Ein Forschungsteam der Gesundheitspsychologin Elizabeth Broadbent von der University of Auckland in Neuseeland trug nun zum Thema Patientenbilder 101 Studien aus den letzten rund 60 Jahren zusammen und wertete sie aus. Sie stammen aus 29 Ländern, hauptsächlich aus den USA und den Niederlanden, aber auch etwa aus Indien und Pakistan sowie afrikanischen Ländern wie Zimbabwe.
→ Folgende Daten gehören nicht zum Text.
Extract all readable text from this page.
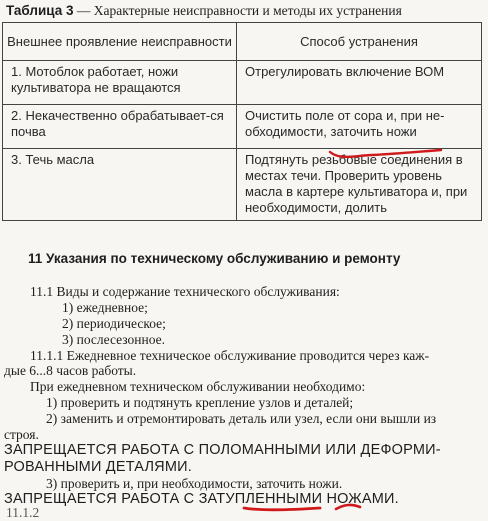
Таблица 3 — Характерные неисправности и методы их устранения
Внешнее проявление неисправности	Способ устранения
1. Мотоблок работает, ножи культиватора не вращаются	Отрегулировать включение ВОМ
2. Некачественно обрабатывает-ся почва	Очистить поле от сора и, при не-обходимости, заточить ножи
3. Течь масла	Подтянуть резьбовые соединения в местах течи. Проверить уровень масла в картере культиватора и, при необходимости, долить
11 Указания по техническому обслуживанию и ремонту
11.1 Виды и содержание технического обслуживания:
1) ежедневное;
2) периодическое;
3) послесезонное.
11.1.1 Ежедневное техническое обслуживание проводится через каж-
дые 6...8 часов работы.
При ежедневном техническом обслуживании необходимо:
1) проверить и подтянуть крепление узлов и деталей;
2) заменить и отремонтировать деталь или узел, если они вышли из
строя.
ЗАПРЕЩАЕТСЯ РАБОТА С ПОЛОМАННЫМИ ИЛИ ДЕФОРМИ-
РОВАННЫМИ ДЕТАЛЯМИ.
3) проверить и, при необходимости, заточить ножи.
ЗАПРЕЩАЕТСЯ РАБОТА С ЗАТУПЛЕННЫМИ НОЖАМИ.
11.1.2
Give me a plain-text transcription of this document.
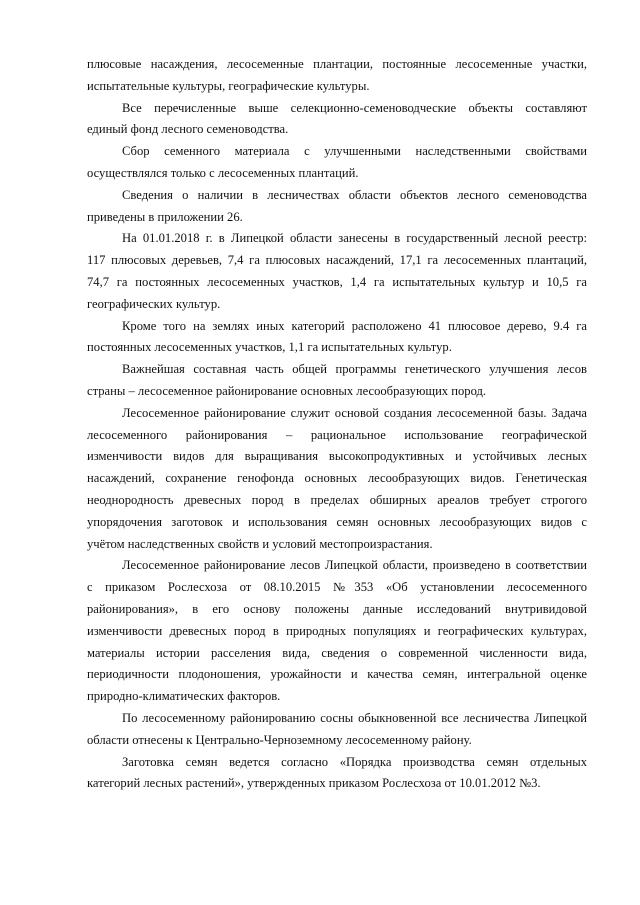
плюсовые насаждения, лесосеменные плантации, постоянные лесосеменные участки,
испытательные культуры, географические культуры.
Все перечисленные выше селекционно-семеноводческие объекты составляют
единый фонд лесного семеноводства.
Сбор семенного материала с улучшенными наследственными свойствами
осуществлялся только с лесосеменных плантаций.
Сведения о наличии в лесничествах области объектов лесного семеноводства
приведены в приложении 26.
На 01.01.2018 г. в Липецкой области занесены в государственный лесной реестр:
117 плюсовых деревьев, 7,4 га плюсовых насаждений, 17,1 га лесосеменных плантаций,
74,7 га постоянных лесосеменных участков, 1,4 га испытательных культур и 10,5 га
географических культур.
Кроме того на землях иных категорий расположено 41 плюсовое дерево, 9.4 га
постоянных лесосеменных участков, 1,1 га испытательных культур.
Важнейшая составная часть общей программы генетического улучшения лесов
страны – лесосеменное районирование основных лесообразующих пород.
Лесосеменное районирование служит основой создания лесосеменной базы. Задача
лесосеменного районирования – рациональное использование географической
изменчивости видов для выращивания высокопродуктивных и устойчивых лесных
насаждений, сохранение генофонда основных лесообразующих видов. Генетическая
неоднородность древесных пород в пределах обширных ареалов требует строгого
упорядочения заготовок и использования семян основных лесообразующих видов с
учётом наследственных свойств и условий местопроизрастания.
Лесосеменное районирование лесов Липецкой области, произведено в соответствии
с приказом Рослесхоза от 08.10.2015 №353 «Об установлении лесосеменного
районирования», в его основу положены данные исследований внутривидовой
изменчивости древесных пород в природных популяциях и географических культурах,
материалы истории расселения вида, сведения о современной численности вида,
периодичности плодоношения, урожайности и качества семян, интегральной оценке
природно-климатических факторов.
По лесосеменному районированию сосны обыкновенной все лесничества Липецкой
области отнесены к Центрально-Черноземному лесосеменному району.
Заготовка семян ведется согласно «Порядка производства семян отдельных
категорий лесных растений», утвержденных приказом Рослесхоза от 10.01.2012 №3.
„Viele der Fachartikel, besonders die seit 2003, dokumentieren Korrelationen zwischen den Bildern und dem Krankheitsverlauf“, beobachtete Broadbents Team. So erlebten jene Patienten mehr Komplikationen bei ihrer Genesung, die ihr Leiden auffällig großdimensioniert gemalt hatten. Größere Zeichnungen schienen generell mit einem höheren Schweregrad der Erkrankung einherzugehen. Allerdings zeichneten Kinder mit besonders starken Schmerzen aufgrund von Erkrankungen wie Zerebralparese sich selbst auffällig klein.

Herz samt Blutgerinnsel

„Der Großteil der Patientenzeichnungen stellte den Typ der Erkrankung in den Mittelpunkt“, berichtet Broadbents Team. So zeichneten beispielsweise Patienten, die einen Herzinfarkt erlitten hatten, anatomisch nahezu korrekte Herzen samt einem Blutgerinnsel. Das zweithäufigste Motiv der Patientenbilder waren die Emotionen, die die Krankheiten in ihnen wachriefen. Obgleich deutlich seltener, stellten einige der Zeichnungen auch die Ursachen der Erkrankung und ihren chronologischen Verlauf dar.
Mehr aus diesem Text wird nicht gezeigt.